Ọnụọha, by contrast, seeks to create new forms of data that render the systematically excluded visible. The docu-fiction film Ground Truths (2025), which forms the heart of the exhibition, follows the artist’s attempt to train a machine-learning model to locate potential mass graves across Texas. What begins as a technical experiment unfolds into a reflection on the limits of collective memory – on what we document, what we recall, and what we allow to disappear.

Like all the newly produced works in Soft Zeros, Ground Truths is triggered by the silence and ignorance that determined the history of the so-called ‘Sugar Land 95’, whose presence haunts the exhibition without being shown directly. ‘Sugar Land 95’ refers to the remains of ninety-five Black individuals discovered in 2018 during construction for a new school in Sugar Land, Texas, close to Ọnụọha’s childhood home. They had been forced to work under the convict leasing system, a form of re-enslavement that emerged after the formal abolition of slavery. In this system, Americans, especially but not exclusively Black ones, were arrested – often on fabricated charges – and leased to private companies as cheap labour. The remains belonged to prisoners who worked on the Imperial State Prison Farm, producing sugar for the region’s industries, hence the name ‘Sugar Land’.

Few official records existed about these individuals; their deaths and identities were absent from public archives. Their discovery reveals how institutional systems produce erasure. The story of the Sugar Land 95 exposes the continuity between slavery and today’s prison-industrial complex. The Thirteenth Amendment legalised forced labour, enabling states to re-enslave Black people and criminalise other groups deemed ‘undesirable’ through mass arrests. In the U.S., that legacy persists: Black men remain incarcerated at disproportionately high rates, and in some Southern states, prisons still operate on former plantation lands. In Soft Zeros,Ọnụọha positions the Sugar Land 95 as a stand-in for all of the violence and oppression that can be made to disappear through wilful collective forgetting – a reminder that what is buried isn’t gone.

In everything you bury will come back up again (2025), two large photographs – one on the wall, one on the floor – show hands digging into the earth.

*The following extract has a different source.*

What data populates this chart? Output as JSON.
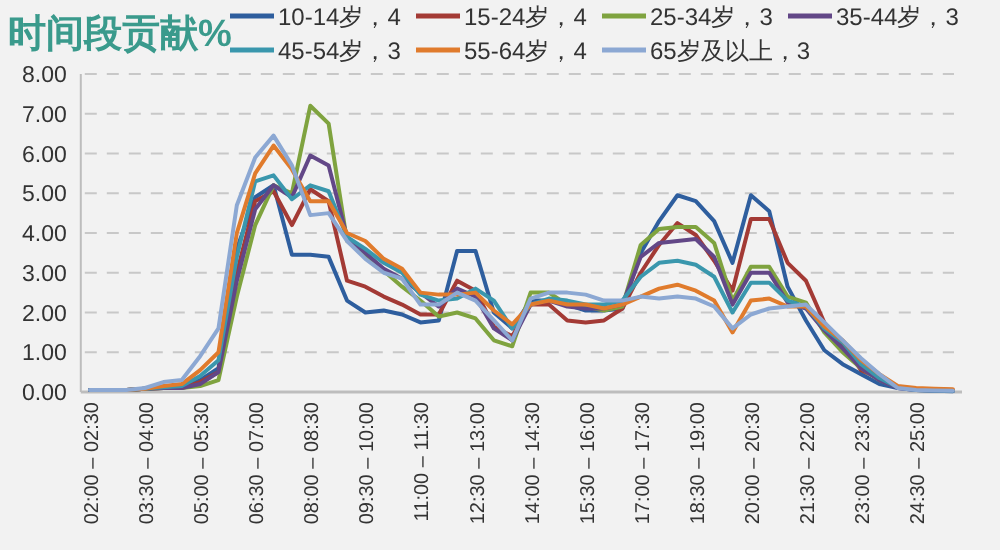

It is unclear whether the person is burying or unearthing the depicted objects: a vintage sack once used to ship processed sugar and two hand-carved wooden dice from the nineteenth century – the only personal objects found on site that spoke to the Sugar Land 95 as people, not prisoners. everything you bury will come back up again is surrounded by boundary tape printed with phrases that evade culpability, a gesture echoed by the work’s title no one told me (2025) – one of several expressions that replace accountability with denial. In we don’t talk about that (2025), Ọnụọha refers wryly to the broader structures that produce social and historical invisibility with a raised mound covered by artificial grass – an absurdist homage to what lies hidden in plain sight. The fake lawn evokes the manicured surface of suburban order, where violence and erasure are literally buried underground.

In her research-based practice, Ọnụọha ultimately asks what forms of knowledge are withheld from us in an environment shaped by disinformation and polarisation – and which role we play in this forgetting. As she writes: ‘To reckon with the present is to learn how to read what seemingly isn’t there.’

Mimi Ọnụọha was born in Italy in 1989 and lives in New York.